Potential Assessment of UGT2B17 Inhibition by Salicylic Acid in Human Supersomes In Vitro

Abstract

Glucuronidation is a Phase 2 metabolic pathway responsible for the metabolism and excretion of testosterone to a conjugate testosterone glucuronide. Bioavailability and the rate of anabolic steroid testosterone metabolism can be affected upon UGT glucuronidation enzyme alteration. However, there is a lack of information about the in vitro potential assessment of UGT2B17 inhibition by salicylic acid. The purpose of this study is to investigate if UGT2B17 enzyme activity is inhibited by salicylic acid. A UGT2B17 assay was developed and validated by HPLC using a C18 reversed phase column (SUPELCO 25 cm × 4.6 mm, 5 μm) at 246 nm using a gradient elution mobile phase system: (A) phosphate buffer (0.01 M) at pH = 3.8, (B) HPLC grade acetonitrile and (C) HPLC grade methanol. The UGT2B17 metabolite (testosterone glucuronide) was quantified using human UGT2B17 supersomes by a validated HPLC method. The type of inhibition was determined by Lineweaver-Burk plots. These were constructed from the in vitro inhibition of salicylic acid at different concentration levels. The UGT2B17 assay showed good linearity (R2 > 0.99), acceptable recovery and accuracy (80-120%), good reproducibility and acceptable inter and intra-assay precision (<15%), low detection (6.42 and 2.76 μM) and quantitation limit values (19.46 and 8.38 μM) for testosterone and testosterone glucuronide respectively, according to ICH guidelines. Testosterone and testosterone glucuronide were found to be stable up to 72 h in normal laboratory conditions. Our investigational study showed that salicylic acid uncompetitively inhibited UGT2B17 enzyme activity. Thus, drugs that are substrates for the UGT2B17 enzyme have negligible potential effect of causing interaction with salicylic acid in humans.

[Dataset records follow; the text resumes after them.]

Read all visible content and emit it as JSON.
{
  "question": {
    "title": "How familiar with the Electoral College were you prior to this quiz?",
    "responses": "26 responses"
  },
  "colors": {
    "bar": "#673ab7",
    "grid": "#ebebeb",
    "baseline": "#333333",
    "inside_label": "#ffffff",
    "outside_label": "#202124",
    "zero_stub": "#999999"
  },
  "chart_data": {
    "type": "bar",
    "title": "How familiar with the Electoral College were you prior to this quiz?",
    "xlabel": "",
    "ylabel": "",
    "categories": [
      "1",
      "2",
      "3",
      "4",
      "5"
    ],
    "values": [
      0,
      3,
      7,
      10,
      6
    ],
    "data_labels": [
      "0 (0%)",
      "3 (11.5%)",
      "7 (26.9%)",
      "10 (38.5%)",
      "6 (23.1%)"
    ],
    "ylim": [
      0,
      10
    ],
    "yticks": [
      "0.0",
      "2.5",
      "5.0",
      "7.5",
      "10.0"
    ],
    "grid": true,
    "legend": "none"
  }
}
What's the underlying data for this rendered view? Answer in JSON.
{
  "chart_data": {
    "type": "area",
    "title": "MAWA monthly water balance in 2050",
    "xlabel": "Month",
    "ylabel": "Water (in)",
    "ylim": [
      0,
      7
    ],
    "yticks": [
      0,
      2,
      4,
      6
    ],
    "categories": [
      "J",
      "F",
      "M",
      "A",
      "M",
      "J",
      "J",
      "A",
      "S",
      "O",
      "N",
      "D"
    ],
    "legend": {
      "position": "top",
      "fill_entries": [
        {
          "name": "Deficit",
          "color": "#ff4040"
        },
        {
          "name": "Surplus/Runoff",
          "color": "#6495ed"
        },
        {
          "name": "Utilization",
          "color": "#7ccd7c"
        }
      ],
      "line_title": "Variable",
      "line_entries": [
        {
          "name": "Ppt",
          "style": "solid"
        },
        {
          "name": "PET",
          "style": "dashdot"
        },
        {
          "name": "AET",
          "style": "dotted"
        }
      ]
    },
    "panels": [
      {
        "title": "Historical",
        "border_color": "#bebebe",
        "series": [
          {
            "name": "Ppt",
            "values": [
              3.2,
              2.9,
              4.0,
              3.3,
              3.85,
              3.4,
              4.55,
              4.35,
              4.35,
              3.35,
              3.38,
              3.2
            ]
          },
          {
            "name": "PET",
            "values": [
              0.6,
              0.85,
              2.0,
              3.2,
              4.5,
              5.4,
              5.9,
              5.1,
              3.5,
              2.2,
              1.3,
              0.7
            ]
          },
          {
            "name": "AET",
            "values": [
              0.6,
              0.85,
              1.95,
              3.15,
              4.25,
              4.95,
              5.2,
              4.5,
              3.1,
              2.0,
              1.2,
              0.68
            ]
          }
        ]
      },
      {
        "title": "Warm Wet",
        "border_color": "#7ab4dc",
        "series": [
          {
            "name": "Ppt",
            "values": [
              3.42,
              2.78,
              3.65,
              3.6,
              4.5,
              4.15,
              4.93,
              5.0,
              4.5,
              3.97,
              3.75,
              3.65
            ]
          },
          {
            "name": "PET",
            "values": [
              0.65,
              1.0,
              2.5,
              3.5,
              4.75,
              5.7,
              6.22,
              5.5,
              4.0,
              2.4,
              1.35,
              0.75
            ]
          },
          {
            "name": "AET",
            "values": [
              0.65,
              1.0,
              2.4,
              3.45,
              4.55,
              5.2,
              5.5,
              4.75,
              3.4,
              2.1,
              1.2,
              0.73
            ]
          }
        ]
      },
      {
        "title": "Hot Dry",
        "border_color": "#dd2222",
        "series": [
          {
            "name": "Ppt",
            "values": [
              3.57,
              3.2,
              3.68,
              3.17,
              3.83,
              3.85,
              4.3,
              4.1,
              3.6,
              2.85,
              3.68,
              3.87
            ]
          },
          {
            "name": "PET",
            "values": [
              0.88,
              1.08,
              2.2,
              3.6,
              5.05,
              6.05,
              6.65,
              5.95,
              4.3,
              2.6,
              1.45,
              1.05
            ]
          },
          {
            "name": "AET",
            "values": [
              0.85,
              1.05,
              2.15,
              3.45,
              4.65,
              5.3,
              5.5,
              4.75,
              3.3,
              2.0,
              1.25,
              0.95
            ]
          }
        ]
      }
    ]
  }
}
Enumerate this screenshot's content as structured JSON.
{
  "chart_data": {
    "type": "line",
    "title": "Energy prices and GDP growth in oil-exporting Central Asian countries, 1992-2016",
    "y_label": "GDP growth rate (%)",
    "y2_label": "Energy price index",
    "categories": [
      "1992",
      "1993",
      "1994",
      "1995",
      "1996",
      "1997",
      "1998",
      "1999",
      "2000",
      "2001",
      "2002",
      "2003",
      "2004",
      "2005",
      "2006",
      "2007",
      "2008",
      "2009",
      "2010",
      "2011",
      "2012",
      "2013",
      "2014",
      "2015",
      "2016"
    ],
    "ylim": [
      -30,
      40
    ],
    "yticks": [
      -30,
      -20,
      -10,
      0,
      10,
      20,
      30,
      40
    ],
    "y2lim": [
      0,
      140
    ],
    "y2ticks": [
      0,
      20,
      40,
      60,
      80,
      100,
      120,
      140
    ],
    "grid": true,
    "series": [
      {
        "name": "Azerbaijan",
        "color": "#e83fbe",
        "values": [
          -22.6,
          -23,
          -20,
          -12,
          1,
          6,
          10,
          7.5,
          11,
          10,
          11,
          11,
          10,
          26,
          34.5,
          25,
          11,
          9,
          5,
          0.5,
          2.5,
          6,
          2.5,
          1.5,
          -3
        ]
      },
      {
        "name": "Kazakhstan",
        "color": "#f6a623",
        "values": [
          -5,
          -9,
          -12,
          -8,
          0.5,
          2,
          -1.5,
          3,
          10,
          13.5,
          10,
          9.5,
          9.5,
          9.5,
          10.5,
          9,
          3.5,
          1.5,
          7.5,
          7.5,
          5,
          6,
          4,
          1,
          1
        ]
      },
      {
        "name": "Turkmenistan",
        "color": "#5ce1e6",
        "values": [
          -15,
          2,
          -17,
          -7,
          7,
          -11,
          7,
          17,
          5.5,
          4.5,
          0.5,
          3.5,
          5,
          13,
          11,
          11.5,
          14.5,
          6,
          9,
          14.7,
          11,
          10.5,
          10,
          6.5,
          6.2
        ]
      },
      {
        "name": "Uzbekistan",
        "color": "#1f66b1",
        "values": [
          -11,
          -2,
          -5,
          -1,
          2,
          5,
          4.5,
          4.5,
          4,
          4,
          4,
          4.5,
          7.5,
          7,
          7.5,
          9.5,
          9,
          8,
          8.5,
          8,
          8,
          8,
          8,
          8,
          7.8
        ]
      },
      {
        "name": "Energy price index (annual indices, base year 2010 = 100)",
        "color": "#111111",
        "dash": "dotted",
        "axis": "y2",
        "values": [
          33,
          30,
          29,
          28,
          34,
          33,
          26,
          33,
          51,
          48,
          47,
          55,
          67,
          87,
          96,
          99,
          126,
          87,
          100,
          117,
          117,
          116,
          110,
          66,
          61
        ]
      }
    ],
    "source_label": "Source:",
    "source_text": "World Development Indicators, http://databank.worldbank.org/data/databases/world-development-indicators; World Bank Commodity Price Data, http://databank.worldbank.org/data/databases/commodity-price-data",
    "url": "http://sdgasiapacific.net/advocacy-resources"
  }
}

Keywords: UGT2B17; glucuronidation; human supersomes; salicylic acid; testosterone.

Figure 1

Chemical structures of: salicylic acid (A), testosterone (B), and testosterone glucuronide (C).

Figure 2

Typical HPLC chromatogram of UGT2B17 components at 243 nm using gradient elution programming. The peaks marked are: (1) UGT2B17 enzyme (Rt = 2.184 min); (2) salicylic acid (100 µM) (Rt = 3.177 min); (3) phenacetin (50 µM) (Rt = 6.196 min); (4) testosterone glucuronide (100 µM) (Rt = 9.417 min); and (5) testosterone (200 µM) (Rt = 14.388 min), respectively.

Figure 3

Representative Lineweaver–Burk plot for the inhibition of UGT2B17-catalysed testosterone glucuronide (testosterone (25–200 µM)) with 0, 15, 25, and 40 µM salicylic acid (n = 3).